Невском проспекте. Говорила коротко и вежливо, как с лакеем, хотя и предложила чаю, от которого гость предпочел отказаться.
Едва взглянув на рекомендательное письмо, фрейлина потребовала паспорт Грушевского. Бессрочный паспорт, выданный еще в тысяча восемьсот девяносто пятом году, не имел фотографии. В графе «На основании каких документов выдан сей паспорт» значилось бесхитростное: «лично знаком». Этот документ Максим Максимович выправил, когда ездил в Самару по делу фабриканта Выродова – местному врачу, не знакомому с судебной патологоанатомией, требовалась консультация специалиста. Прочитав паспорт и чуть поморщившись, словно он дурно пах, Анна Владимировна пригласила своего племянника.
Перед Грушевским предстал высокий, худой человек с чрезвычайно неэмоциональным лицом. Да и вся его фигура отличалась некоторой нескладностью и неподвижностью, словно он был железным механизмом, который давно не смазывали. Человеком Тюрк оказался спокойным до крайности. До таких нечеловеческих пределов, что Максим Максимович про себя не уставал удивляться этой особенности его нового знакомого. Ростом он оказался много выше Грушевского, станом строен, руки и ноги имел чрезвычайно длинные. Глаза, так поразившие на фотографии, в жизни оказывали такое же сильное воздействие, а цвета и вовсе оказались удивительного темно-синего и вроде даже постоянно меняли оттенки, наподобие хамелеоновых. Впрочем, глазеть на него Грушевский не дерзнул, лишь вежливо поклонившись. И хотя Тюрк стоял перед теткой навытяжку, Максиму Максимовичу подумалось, что, возможно, его недомогание не требует таких забот и волнений, какие проявляет родня. Он-то ожидал увидеть едва ли не слюни, распущенные по манишке, а здесь вполне себе приличный человек.
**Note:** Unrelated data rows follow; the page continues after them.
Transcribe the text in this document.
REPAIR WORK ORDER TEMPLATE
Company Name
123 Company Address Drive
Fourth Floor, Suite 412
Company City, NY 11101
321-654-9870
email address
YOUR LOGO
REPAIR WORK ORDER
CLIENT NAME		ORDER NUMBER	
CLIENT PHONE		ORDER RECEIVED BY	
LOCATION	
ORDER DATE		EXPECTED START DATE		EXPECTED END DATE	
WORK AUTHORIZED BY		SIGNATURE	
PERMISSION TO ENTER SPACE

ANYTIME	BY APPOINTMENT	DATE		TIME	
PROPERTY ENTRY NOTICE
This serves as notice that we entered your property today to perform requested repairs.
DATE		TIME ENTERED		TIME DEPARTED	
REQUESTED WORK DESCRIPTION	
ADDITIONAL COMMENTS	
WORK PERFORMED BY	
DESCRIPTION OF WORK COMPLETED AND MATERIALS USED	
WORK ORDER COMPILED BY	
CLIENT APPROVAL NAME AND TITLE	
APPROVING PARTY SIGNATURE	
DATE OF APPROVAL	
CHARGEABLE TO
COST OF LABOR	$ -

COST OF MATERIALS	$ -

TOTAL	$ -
– Иван Карлович Тюрк, – представился тот и поклонился с послушанием хорошо выученного пса.
– Максим Максимович Грушевский, очень приятно.
– Царица Агафья, урожденная Грушевская. Житие ее было 18 лет, – вдруг выпалил Тюрк.
– Что ты, батюшка? Нездоров, что ли? – сразу раздражилась Анна Владимировна, веко ее задергалось, а без того узкие губы сжались в тонкую нитку.
– В кремле видел. Некрополь в Архангельском соборе, надпись на одном надгробье царской семьи в допетровскую эпоху, – пояснил Тюрк. – Рядом царевич Илья. Житие его было шесть дней.
Так Грушевский впервые узнал об одной очень редкой особенности Тюрка – феноменальной памяти на любые тексты, печатные ли, высеченные или рукописные.
– Что за Агафья? Почему Агафья? Немедленно говорите, сударь. Тоже в родстве с Романовыми? – требовательно подняла бровь Анна Владимировна, с трудом успокаивая бурю негодования. Нетерпеливо постукивая сухой ладонью по ручке кресла, она с подозрением воззрилась на гостя. Сходство дама имела не с человеком, но с грифом: и одета в черно-белые перья, и воротничок высокий, и глаз в монокле вращала совсем золотой.
– Это, изволите видеть, моя прапрапрабабка.